Based on fossil finds, we know that the vast majority of species that once inhabited the earth have become extinct. For example, there are about 5,500 mammal species living on the planet today, but we know of at least 160,000 fossil species, so for every mammal species living today, there are at least 30 extinct ones. We therefore know with great certainty that the lineages of living things come and go along immense time scales. But what factors cause these lineages to come into being and disappear is still an unsolved question.
To investigate this problem more closely, the research team focused on a charismatic group: the proboscideans, which include today's elephants, but also the extinct mammoths, mastodons and dinotheria. The history of the proboscideans is one of glory and decline. Although today there are only three species of elephants left in Asia and Africa, we know fossil more than 180 species of these animals, which also inhabited Europe, South America and North America. "In the past, more than 30 species of these giants lived on the planet at the same time, and many ecosystems were so productive and ecologically complex that it was not uncommon for three or more species of proboscideans to live together in the same ecosystem," explains Juan López Cantalapiedra, a researcher at the University of Alcalá in Spain and lead author of the new study.
However, as the researchers were able to show, proboscideans were not always so diverse. In the first 30 million years of their history, the group was limited to Africa and Arabia, which together formed an isolated continent that was not connected to Asia as it is today. Until then, the evolution of these animals was quite slow and the few existing species were ecologically quite similar. But about 22 million years ago, Afro-Arabia connected with Eurasia and the proboscideans spread all over the world. The new challenges faced by the lineages scattered outside Afro-Arabia caused the ecology of the group to multiply.
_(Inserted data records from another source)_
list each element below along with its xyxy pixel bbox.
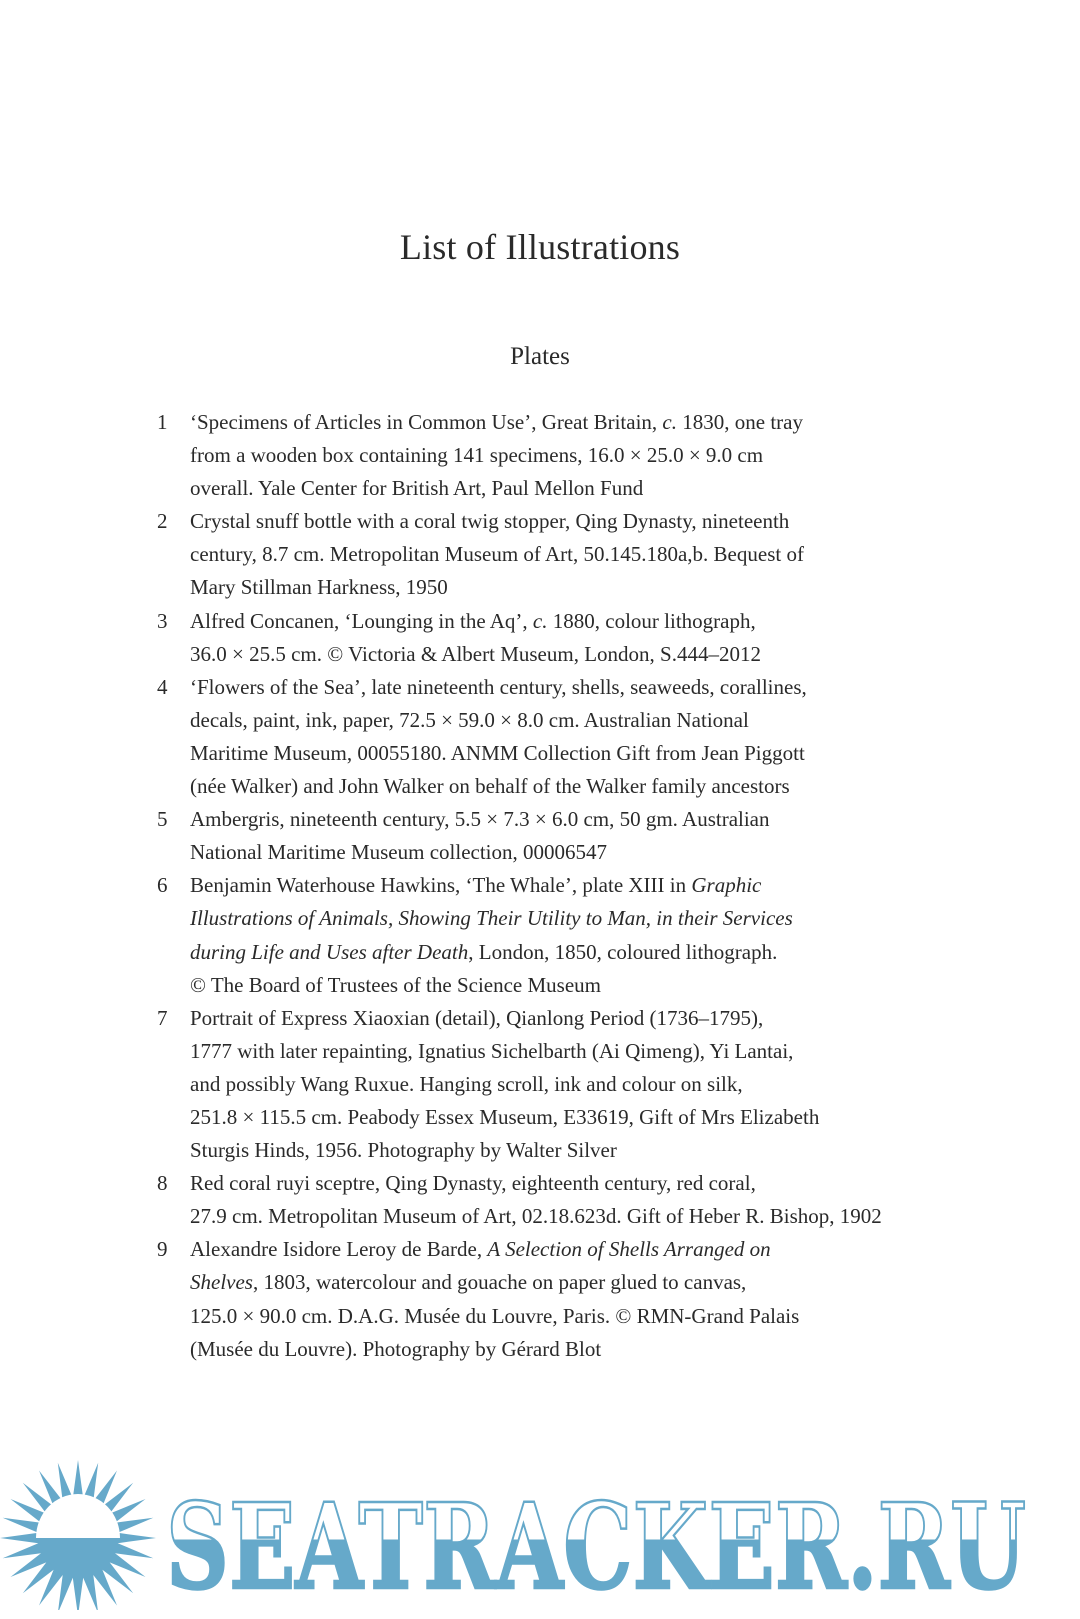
caption-text: ‘Specimens of Articles in Common Use’, Great Britain,	[190, 410, 663, 434]
caption-text: 36.0 × 25.5 cm. © Victoria & Albert Museum, London, S.444–2012	[190, 641, 761, 666]
caption-text: Benjamin Waterhouse Hawkins, ‘The Whale’, plate XIII in	[190, 873, 692, 898]
section-heading: Plates	[510, 343, 570, 370]
caption-text: , 1803, watercolour and gouache on paper glued to canvas,	[252, 1270, 747, 1295]
caption-text: © The Board of Trustees of the Science Museum	[190, 972, 602, 997]
caption-line	[190, 1266, 1080, 1299]
list-item	[0, 1233, 1080, 1365]
list-item	[0, 869, 1080, 1001]
caption-text: 1777 with later repainting, Ignatius Sichelbarth (Ai Qimeng), Yi Lantai,	[190, 1038, 794, 1063]
caption-text: 27.9 cm. Metropolitan Museum of Art, 02.18.623d. Gift of Heber R. Bishop, 1902	[190, 1204, 882, 1229]
plate-number: 2	[157, 509, 168, 534]
caption-line	[190, 1002, 1080, 1035]
caption-text: century, 8.7 cm. Metropolitan Museum of Art, 50.145.180a,b. Bequest of	[190, 542, 804, 567]
plate-number: 1	[157, 410, 168, 434]
list-item	[0, 505, 1080, 604]
plate-number: 4	[157, 674, 168, 699]
caption-line	[190, 605, 1080, 638]
caption-italic: c.	[532, 608, 548, 633]
caption-text: Alfred Concanen, ‘Lounging in the Aq’,	[190, 608, 533, 633]
caption-text: Alexandre Isidore Leroy de Barde,	[190, 1237, 488, 1262]
plate-number: 8	[157, 1171, 168, 1196]
caption-line	[190, 704, 1080, 737]
caption-italic: Graphic	[691, 873, 762, 898]
caption-line	[190, 1200, 1080, 1233]
caption-text: 251.8 × 115.5 cm. Peabody Essex Museum, E33619, Gift of Mrs Elizabeth	[190, 1104, 820, 1129]
caption-text: Ambergris, nineteenth century, 5.5 × 7.3 × 6.0 cm, 50 gm. Australian	[190, 807, 770, 832]
caption-line	[190, 737, 1080, 770]
plate-number: 5	[157, 807, 168, 832]
caption-text: , London, 1850, coloured lithograph.	[468, 939, 778, 964]
caption-line	[190, 1233, 1080, 1266]
caption-text: 1830, one tray	[677, 410, 803, 434]
list-item	[0, 1002, 1080, 1167]
caption-text: Sturgis Hinds, 1956. Photography by Walter Silver	[190, 1138, 617, 1163]
caption-italic: c.	[662, 410, 677, 434]
caption-line	[190, 902, 1080, 935]
caption-line	[190, 1068, 1080, 1101]
caption-line	[190, 1333, 1080, 1366]
caption-text: Portrait of Express Xiaoxian (detail), Qianlong Period (1736–1795),	[190, 1005, 764, 1030]
caption-line	[190, 671, 1080, 704]
caption-line	[190, 969, 1080, 1002]
caption-line	[190, 1300, 1080, 1333]
page-title: List of Illustrations	[399, 227, 681, 267]
caption-line	[190, 1134, 1080, 1167]
plate-number: 3	[157, 608, 168, 633]
caption-text: decals, paint, ink, paper, 72.5 × 59.0 × 8.0 cm. Australian National	[190, 707, 749, 732]
list-item	[0, 605, 1080, 671]
caption-text: Red coral ruyi sceptre, Qing Dynasty, eighteenth century, red coral,	[190, 1171, 756, 1196]
caption-text: 125.0 × 90.0 cm. D.A.G. Musée du Louvre, Paris. © RMN-Grand Palais	[190, 1303, 800, 1328]
caption-text: National Maritime Museum collection, 00006547	[190, 840, 608, 865]
caption-italic: Shelves	[190, 1270, 253, 1295]
list-item	[0, 671, 1080, 803]
caption-line	[190, 538, 1080, 571]
sun-icon	[0, 1460, 156, 1610]
caption-line	[190, 770, 1080, 803]
caption-text: 1880, colour lithograph,	[547, 608, 756, 633]
plate-number: 7	[157, 1005, 168, 1030]
caption-line	[190, 803, 1080, 836]
caption-text: ‘Flowers of the Sea’, late nineteenth century, shells, seaweeds, corallines,	[190, 674, 807, 699]
caption-line	[190, 406, 1080, 439]
watermark	[0, 1460, 1080, 1610]
caption-text: overall. Yale Center for British Art, Paul Mellon Fund	[190, 476, 644, 501]
caption-line	[190, 869, 1080, 902]
list-item	[0, 1167, 1080, 1233]
caption-text: (née Walker) and John Walker on behalf of the Walker family ancestors	[190, 774, 790, 799]
caption-line	[190, 439, 1080, 472]
list-item	[0, 406, 1080, 505]
caption-line	[190, 936, 1080, 969]
caption-line	[190, 505, 1080, 538]
caption-text: (Musée du Louvre). Photography by Gérard Blot	[190, 1336, 602, 1361]
caption-line	[190, 472, 1080, 505]
caption-text: Crystal snuff bottle with a coral twig stopper, Qing Dynasty, nineteenth	[190, 509, 790, 534]
caption-line	[190, 1167, 1080, 1200]
watermark-text: SEATRACKER.RU	[166, 1477, 1026, 1610]
caption-italic: during Life and Uses after Death	[190, 939, 469, 964]
list-item	[0, 803, 1080, 869]
plate-number: 6	[157, 873, 168, 898]
caption-italic: Illustrations of Animals, Showing Their Utility to Man, in their Services	[190, 906, 793, 931]
plate-number: 9	[157, 1237, 168, 1262]
caption-line	[190, 1035, 1080, 1068]
caption-text: and possibly Wang Ruxue. Hanging scroll, ink and colour on silk,	[190, 1071, 743, 1096]
caption-text: from a wooden box containing 141 specimens, 16.0 × 25.0 × 9.0 cm	[190, 443, 764, 468]
illustrations-list	[0, 406, 1080, 1366]
caption-line	[190, 638, 1080, 671]
caption-line	[190, 1101, 1080, 1134]
caption-italic: A Selection of Shells Arranged on	[487, 1237, 771, 1262]
caption-text: Mary Stillman Harkness, 1950	[190, 575, 448, 600]
caption-text: Maritime Museum, 00055180. ANMM Collection Gift from Jean Piggott	[190, 740, 805, 765]
caption-line	[190, 571, 1080, 604]
caption-line	[190, 836, 1080, 869]
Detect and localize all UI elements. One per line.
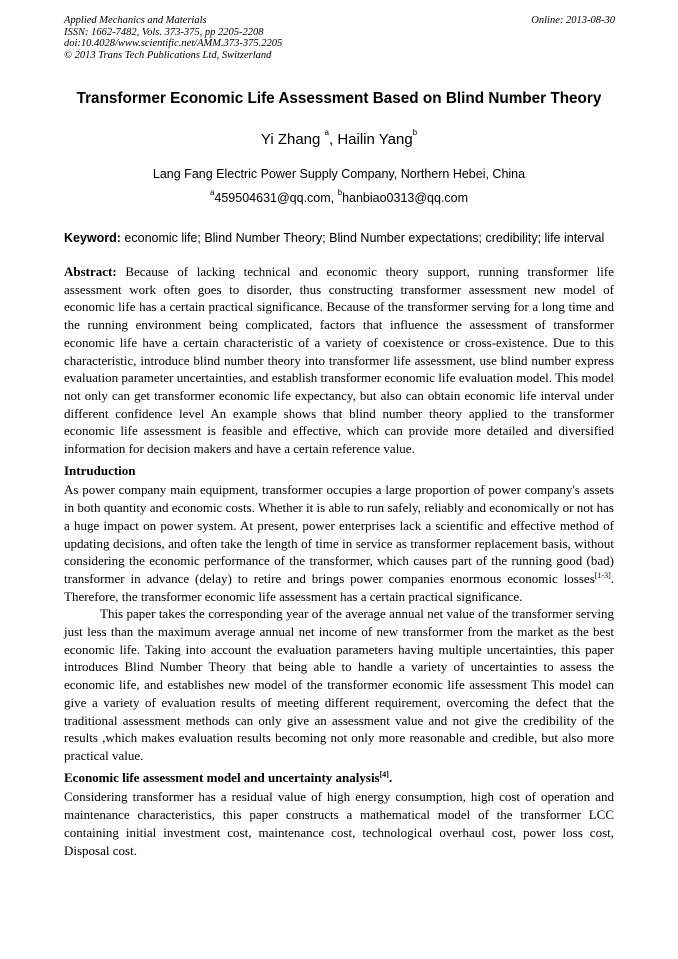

Species emerged with different, highly diverse tooth shapes, including strange, shovel-shaped tusks. "This ecological diversity reduced competition between species and allowed several of them to live together in the same ecosystem at the same time," points out Fernando Blanco, a researcher at the Museum für Naturkunde Berlin. This marked the beginning of the golden age of proboscideans. "If the link between Afro-Arabia and Eurasia had not happened, or had happened at a different time, the evolutionary history of proboscideans would have been radically different," Blanco adds.
The new study also revealed the factors that determined the group's ultimate decline. Seven million years ago, modern savannah ecosystems spread across all continents, and because of this change, many proboscideans adapted to life in forested areas disappeared. At the same time, however, new forms appeared that were able to feed on less nutritious plant material such as wood and especially grass, which is typical of savannas. Today's elephants are among these evolutionary newcomers.
About 3 million years ago, the rules of the game changed again with the onset of the ice ages. In Eurasia and Africa, the extinction rate quintupled. But as the researchers were able to show, the extinction rate rose even further in Eurasia and America 160,000 and 75,000 years ago, respectively. Were humans responsible for this debacle? "At that time, Homo sapiens had not yet made it to these continents," Cantalapiedra explains. The analyses showed that the different phases of extinction were linked to the decline and rapid fluctuations in global temperatures as a result of the ice ages. "The impact of our ancestors probably contributed to the extinction of the few surviving species, such as the woolly mammoth, a little later."